Event handling requires use of XMLSchema to describe the nature of the event. Events have their own namespaces, and the described event is imported through a WSDL-like import construct. A Mediator component is then used to publish/subscribe an event. Oracle's IDE software produces event icons that represent the component definition. This set-up is then tested through a remote API, at which point metadata must describe the event in an understandable manner. Finally, Ant can be used to submit the event to the Event Delivery Network.

Guido Schmutz, Oracle ACE Director for FMW and SOA at Trivadis, takes the basic idea a step further, with a twist of Spring.

He describes how to orchestrate a variety of features such as the FactoryBean interface, Spring Dependency Injection and Inversion of Control, Object/XML Mapping, and a lightweight Spring Event Handling Mechanism. Once the infrastructure is set up, you can create new EDN events with simple Java objects using a few lines of code, according to Schmutz.

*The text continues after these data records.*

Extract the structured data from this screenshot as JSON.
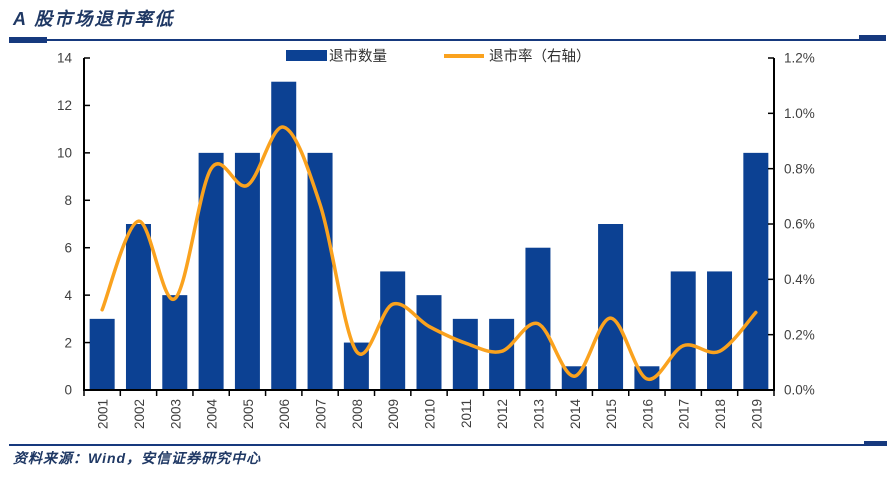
{
  "page": {
    "title": "A 股市场退市率低",
    "source": "资料来源：Wind，安信证券研究中心"
  },
  "colors": {
    "bar": "#0C4193",
    "line": "#FAA21E",
    "navy": "#1F3864",
    "rule": "#16397E",
    "axis_text": "#3F3F3F"
  },
  "legend": [
    {
      "label": "退市数量"
    },
    {
      "label": "退市率（右轴）"
    }
  ],
  "chart_data": {
    "type": "bar+line",
    "categories": [
      "2001",
      "2002",
      "2003",
      "2004",
      "2005",
      "2006",
      "2007",
      "2008",
      "2009",
      "2010",
      "2011",
      "2012",
      "2013",
      "2014",
      "2015",
      "2016",
      "2017",
      "2018",
      "2019"
    ],
    "series": [
      {
        "name": "退市数量",
        "type": "bar",
        "axis": "left",
        "values": [
          3,
          7,
          4,
          10,
          10,
          13,
          10,
          2,
          5,
          4,
          3,
          3,
          6,
          1,
          7,
          1,
          5,
          5,
          10
        ]
      },
      {
        "name": "退市率（右轴）",
        "type": "line",
        "axis": "right",
        "unit": "%",
        "values": [
          0.29,
          0.61,
          0.33,
          0.8,
          0.74,
          0.95,
          0.67,
          0.14,
          0.31,
          0.23,
          0.17,
          0.14,
          0.24,
          0.05,
          0.26,
          0.04,
          0.16,
          0.14,
          0.28
        ]
      }
    ],
    "left_axis": {
      "min": 0,
      "max": 14,
      "step": 2,
      "ticks": [
        "0",
        "2",
        "4",
        "6",
        "8",
        "10",
        "12",
        "14"
      ]
    },
    "right_axis": {
      "min": 0,
      "max": 1.2,
      "step": 0.2,
      "ticks": [
        "0.0%",
        "0.2%",
        "0.4%",
        "0.6%",
        "0.8%",
        "1.0%",
        "1.2%"
      ]
    },
    "grid": false,
    "legend_position": "top"
  }
}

For its part, IBM's WebSphere Business Events supports various transports for receiving events and initiating actions. IBM has developed a variety of tools for translating Web services into business events. The WebSphere Business Events REST interface promises to be one of the simpler ways to emit events from any application. In a recent DeveloperWorks entry, Madhu Ananthapadmanabh describes how to get started with the REST interface.

In Ananthapadmanabh 's example, a Java object is created that can take event data, construct an event connector packet, and send it to WebSphere Business Events using the REST interface. Using a designer, logic is then defined to set an action to deal with an event.